In other words, NOT cheating the lighting or the positions of things in the frame may actually produce a shot that looks like a mistake, even though it actually matches the widest shot perfectly. It may throw the viewer out of the movie rather than drawing them into the movie.
Also, sometimes directors are in a hurry to shoot, so the DP will light the set only as good as it needs to be for a wide shot. But if he knew that the lighting also had to be good for tight details that weren't visible in the wide shot, they may take more time lighting the wide shot, and have to resort to elaboarate rigs to hide and mount that extra light -- when if they could have just fixed it for the closer angle only, the solution may have been very simple and fast, like bringing in a small eyelight to clean out the bags under the eyes.
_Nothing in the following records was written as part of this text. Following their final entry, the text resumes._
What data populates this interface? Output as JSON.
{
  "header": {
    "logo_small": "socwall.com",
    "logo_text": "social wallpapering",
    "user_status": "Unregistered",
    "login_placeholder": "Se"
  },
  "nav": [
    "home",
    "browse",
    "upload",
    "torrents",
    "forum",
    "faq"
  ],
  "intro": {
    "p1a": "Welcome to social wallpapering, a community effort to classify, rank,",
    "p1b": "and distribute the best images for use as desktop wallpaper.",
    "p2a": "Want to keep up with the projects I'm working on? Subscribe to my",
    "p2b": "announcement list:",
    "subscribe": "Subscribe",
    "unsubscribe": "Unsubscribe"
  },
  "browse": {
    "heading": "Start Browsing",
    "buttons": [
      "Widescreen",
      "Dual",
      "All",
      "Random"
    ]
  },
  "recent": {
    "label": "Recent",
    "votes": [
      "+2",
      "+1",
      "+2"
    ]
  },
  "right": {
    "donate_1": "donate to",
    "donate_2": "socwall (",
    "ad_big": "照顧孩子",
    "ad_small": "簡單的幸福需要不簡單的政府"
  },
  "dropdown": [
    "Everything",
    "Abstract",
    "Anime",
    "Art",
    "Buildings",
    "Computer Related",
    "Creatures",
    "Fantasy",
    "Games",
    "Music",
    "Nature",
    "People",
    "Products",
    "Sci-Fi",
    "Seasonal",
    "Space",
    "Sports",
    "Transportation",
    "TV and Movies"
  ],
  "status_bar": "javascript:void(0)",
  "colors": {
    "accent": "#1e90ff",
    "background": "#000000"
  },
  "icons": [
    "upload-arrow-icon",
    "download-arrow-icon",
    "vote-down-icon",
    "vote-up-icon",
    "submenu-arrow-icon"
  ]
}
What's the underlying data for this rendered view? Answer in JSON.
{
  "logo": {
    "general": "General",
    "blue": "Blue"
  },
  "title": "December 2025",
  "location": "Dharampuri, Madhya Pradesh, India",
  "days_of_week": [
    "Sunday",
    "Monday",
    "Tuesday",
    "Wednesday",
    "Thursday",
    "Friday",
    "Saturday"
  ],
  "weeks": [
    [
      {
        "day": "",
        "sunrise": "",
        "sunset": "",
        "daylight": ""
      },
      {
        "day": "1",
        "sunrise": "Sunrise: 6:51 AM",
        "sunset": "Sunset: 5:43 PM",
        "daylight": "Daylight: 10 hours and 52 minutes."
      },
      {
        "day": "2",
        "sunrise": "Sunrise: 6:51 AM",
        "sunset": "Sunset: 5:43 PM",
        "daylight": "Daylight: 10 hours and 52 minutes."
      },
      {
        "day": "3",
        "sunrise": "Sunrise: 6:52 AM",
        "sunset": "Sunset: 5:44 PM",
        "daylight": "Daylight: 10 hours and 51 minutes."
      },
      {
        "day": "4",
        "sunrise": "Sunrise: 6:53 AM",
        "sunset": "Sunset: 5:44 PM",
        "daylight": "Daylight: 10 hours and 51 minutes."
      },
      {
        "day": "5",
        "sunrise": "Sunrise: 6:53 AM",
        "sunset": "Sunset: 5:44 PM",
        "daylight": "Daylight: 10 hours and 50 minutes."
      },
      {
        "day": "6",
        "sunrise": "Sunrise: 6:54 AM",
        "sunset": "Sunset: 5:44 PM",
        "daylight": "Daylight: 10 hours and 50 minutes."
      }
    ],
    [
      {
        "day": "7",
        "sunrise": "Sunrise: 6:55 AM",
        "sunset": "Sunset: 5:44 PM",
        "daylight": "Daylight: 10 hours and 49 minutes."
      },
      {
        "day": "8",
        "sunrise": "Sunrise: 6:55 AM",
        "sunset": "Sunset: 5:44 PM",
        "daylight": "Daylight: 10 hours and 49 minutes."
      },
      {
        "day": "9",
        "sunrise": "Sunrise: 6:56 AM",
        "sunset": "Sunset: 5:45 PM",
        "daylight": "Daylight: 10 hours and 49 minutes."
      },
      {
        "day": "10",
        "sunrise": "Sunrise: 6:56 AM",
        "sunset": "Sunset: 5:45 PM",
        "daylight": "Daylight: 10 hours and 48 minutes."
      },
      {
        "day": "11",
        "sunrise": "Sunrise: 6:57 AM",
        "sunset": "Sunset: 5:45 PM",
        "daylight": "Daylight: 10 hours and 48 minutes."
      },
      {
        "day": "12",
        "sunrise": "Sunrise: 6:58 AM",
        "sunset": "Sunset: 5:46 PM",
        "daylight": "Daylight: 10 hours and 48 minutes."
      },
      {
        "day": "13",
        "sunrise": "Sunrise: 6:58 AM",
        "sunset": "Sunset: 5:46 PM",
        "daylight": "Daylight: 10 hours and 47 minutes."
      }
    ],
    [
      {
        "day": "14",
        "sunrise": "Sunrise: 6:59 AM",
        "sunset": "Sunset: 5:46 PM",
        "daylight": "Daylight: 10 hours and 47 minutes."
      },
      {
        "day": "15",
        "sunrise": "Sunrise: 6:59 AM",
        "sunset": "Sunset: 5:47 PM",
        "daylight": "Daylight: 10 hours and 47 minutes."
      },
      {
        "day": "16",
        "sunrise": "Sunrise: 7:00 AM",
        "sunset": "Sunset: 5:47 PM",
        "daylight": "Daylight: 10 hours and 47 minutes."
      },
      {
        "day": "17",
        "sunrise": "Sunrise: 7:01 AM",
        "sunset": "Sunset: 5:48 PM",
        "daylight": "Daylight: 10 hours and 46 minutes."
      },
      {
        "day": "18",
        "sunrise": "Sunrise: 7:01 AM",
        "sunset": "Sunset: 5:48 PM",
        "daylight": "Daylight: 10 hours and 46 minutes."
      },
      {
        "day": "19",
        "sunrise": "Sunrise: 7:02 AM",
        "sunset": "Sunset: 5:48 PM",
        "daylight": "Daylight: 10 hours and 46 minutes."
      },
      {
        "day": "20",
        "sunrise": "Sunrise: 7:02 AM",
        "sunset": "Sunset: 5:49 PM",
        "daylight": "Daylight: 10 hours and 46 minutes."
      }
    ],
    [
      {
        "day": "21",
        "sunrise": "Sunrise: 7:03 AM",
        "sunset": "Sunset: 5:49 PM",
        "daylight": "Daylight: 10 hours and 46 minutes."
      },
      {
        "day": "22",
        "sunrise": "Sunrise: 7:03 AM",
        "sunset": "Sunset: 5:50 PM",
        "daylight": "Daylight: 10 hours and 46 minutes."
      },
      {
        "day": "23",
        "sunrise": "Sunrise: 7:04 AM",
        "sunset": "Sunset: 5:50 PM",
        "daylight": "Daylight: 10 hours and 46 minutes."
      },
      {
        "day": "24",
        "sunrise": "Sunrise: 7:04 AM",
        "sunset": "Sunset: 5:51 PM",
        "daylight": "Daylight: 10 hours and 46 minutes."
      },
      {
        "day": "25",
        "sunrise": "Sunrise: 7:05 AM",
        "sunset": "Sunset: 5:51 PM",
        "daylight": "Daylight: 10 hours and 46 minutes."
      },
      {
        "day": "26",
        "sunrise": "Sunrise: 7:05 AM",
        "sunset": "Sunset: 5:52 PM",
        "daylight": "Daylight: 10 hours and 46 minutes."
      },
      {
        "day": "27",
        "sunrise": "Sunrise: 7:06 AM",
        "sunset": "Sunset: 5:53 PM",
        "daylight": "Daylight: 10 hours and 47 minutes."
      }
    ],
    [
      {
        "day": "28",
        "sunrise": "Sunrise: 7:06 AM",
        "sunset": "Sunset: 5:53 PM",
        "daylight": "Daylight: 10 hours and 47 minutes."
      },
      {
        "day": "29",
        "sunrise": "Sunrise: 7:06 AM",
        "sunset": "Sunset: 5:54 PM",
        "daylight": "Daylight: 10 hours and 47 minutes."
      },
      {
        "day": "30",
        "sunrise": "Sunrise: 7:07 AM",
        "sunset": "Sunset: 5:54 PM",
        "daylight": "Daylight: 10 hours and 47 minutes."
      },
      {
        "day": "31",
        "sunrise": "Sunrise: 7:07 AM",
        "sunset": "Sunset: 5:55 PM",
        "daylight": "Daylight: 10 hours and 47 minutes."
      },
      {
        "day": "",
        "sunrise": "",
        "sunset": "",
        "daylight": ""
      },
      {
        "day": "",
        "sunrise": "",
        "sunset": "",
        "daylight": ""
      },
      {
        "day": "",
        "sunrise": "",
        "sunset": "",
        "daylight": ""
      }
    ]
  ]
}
Continuity is a tool like anything else in a movie... and you use it when it benefits the scene and you manipulate it or ignore it when doing that instead would make the scene better. We're talking about narrative fiction here, not a cinema verite documentary where changing the location through lighting or adjusting the furniture may be construed as "dishonest".
The trick with cheating is just to maintain the feeling of the wider shots in terms of mood, contrast, color, direction of light, while adjusting it to benefit the subject in the frame and the story point you're trying to make.
If you can light a wide shot of a room perfectly so that all closer angles can be taken without making a change, obviously that would be ideal, but it doesn't always happen.
What if the director wants a character's face to look like it is being lit by the flickering light of a TV set in a dark room, and wants to dolly 180 degrees in an arc, showing the TV set and then the actor sitting in a medium shot? In the wide shot, you may hide a small light behind the TV set or a piece of furniture to suggest the key from the TV set, but it may be too hard and projected-looking to be completely believable. IF you have a chance to shoot a close-up of the actor, you may wish to bring in some softer lighting rig that more accurately creates the effect of the flickering glow from the TV set, but this rig would not have fit in the room in the wide shot.
And what if the point of your film was to create a romantic ambience where the lead actors look stunningly beautiful in their close-ups? And what if you had to cast actors who were attractive but not quite as glamorous as the scene required? Or perhaps this is a flashback and the 40-something lead actors are having to play themselves as 20-something college students, so careful close-up lighting is needed to hide the real years visible on their face? It would be self-defeating to your own project to insist that the lighting in their close-ups had to be the wide master shot lighting with no changes, if the end result was that they didn't look convincingly younger for the scene.